Failed to cook cream of broccoli soup.

Sent an email to a friend stating my interest in the possibility that reading might have a magical — maybe even alchemical — effect on the reader’s life, and that I hoped to think more about the extent to which a book’s subtle, transformative energy might be something that could be captured and communicated, even if unintentionally, by a reader’s report of her associative experiences while reading. My friend wrote back, “I didn’t know you were allowed to talk about that!”

Remembered that I had once recommended Harrison’s book Warlock to a friend and that, despite my praise upon delivering it — something along the lines of “the most romantic book I’ve ever read” — the friend had soon returned it half-read and said it was smut.

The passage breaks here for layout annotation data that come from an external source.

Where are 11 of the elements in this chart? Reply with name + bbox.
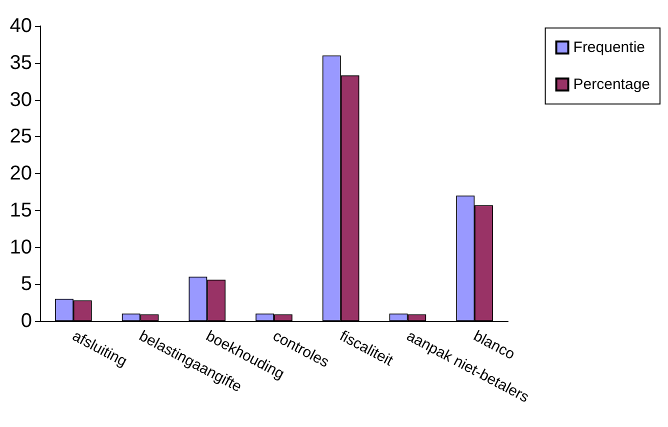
y-tick-label: 20 <box>10 162 32 184</box>
y-tick-label: 30 <box>10 88 32 111</box>
y-tick-label: 35 <box>10 52 32 74</box>
y-tick-label: 25 <box>10 126 32 148</box>
y-tick-label: 5 <box>20 273 32 296</box>
y-tick-label: 15 <box>10 199 32 222</box>
legend-label: Percentage <box>573 76 650 93</box>
legend-label: Frequentie <box>573 39 645 56</box>
y-tick-label: 40 <box>10 15 32 37</box>
y-tick-label: 0 <box>20 310 32 332</box>
y-tick-label: 10 <box>10 236 32 258</box>
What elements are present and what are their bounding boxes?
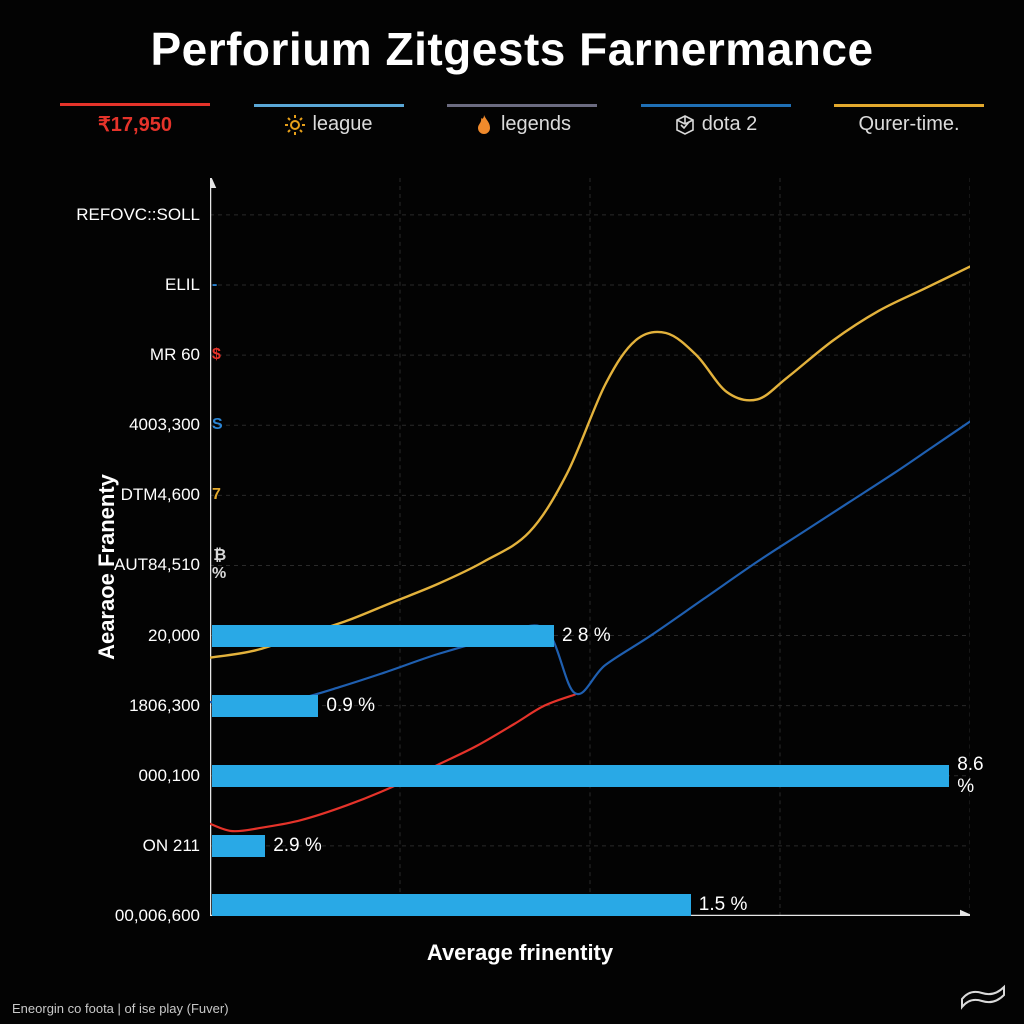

Considered a response to this friend: another gift, this time The River Swimmer, which consists of two novellas. In the first, “The Land of Unlikeness,” Clive is an out-of-work art professor who observes the “flex of a fanny” and wonders to himself “should he be beyond such voyeurism?” Hadn’t my friend wondered this, too?

Found out from the girl I tried to date that I had failed with the broccoli soup because I had not strained the brassica florets out of the base with a cheese cloth before puréeing the broth.

Googled the word strain, which can mean to draw tight (as in a fanny) but can also mean an injury, as in an over-flexed, taught muscle, like a strained heart. I ate the soup while reading Harrison’s second novella, chronicling the youthful loves of a young man named Thad, who, among other adventures, swims Lake Michigan from Muskegon to Chicago. This story, like its protagonist, is bizarre and kind of floats along, held together loosely as though in liquid suspension.

It’s easily possible that the story of the eponymous river swimmer is just a good story, meant to be read and not read into.

Heard from the postman that his father-in-law had been a famous duck decoy carver named Hans Bolte, who had given him a bufflehead decoy, once used for hunting buffleheads and now on display in the postman’s basement, where it’s likely that no one will ever spot it as a fake duck.

Spoke with a psychoanalyst who dropped by the bookstore where I work. He told me, among other tidbits, that “grief comes in waves.”

Finished The River Swimmer and fell asleep at ten o’clock beside my dog Simon.

Dreamed what can only be summarized in Harrison’s words: “How wonderful it is to love something without the compromise of language.”

Picked up Roland Barthes’s The Pleasure of the Text , which begins:

The pleasure of the text: like Bacon’s simulator, it can say: never apologize, never explain. It never denies anything: “I shall not look away, that will henceforth be my sole negation.”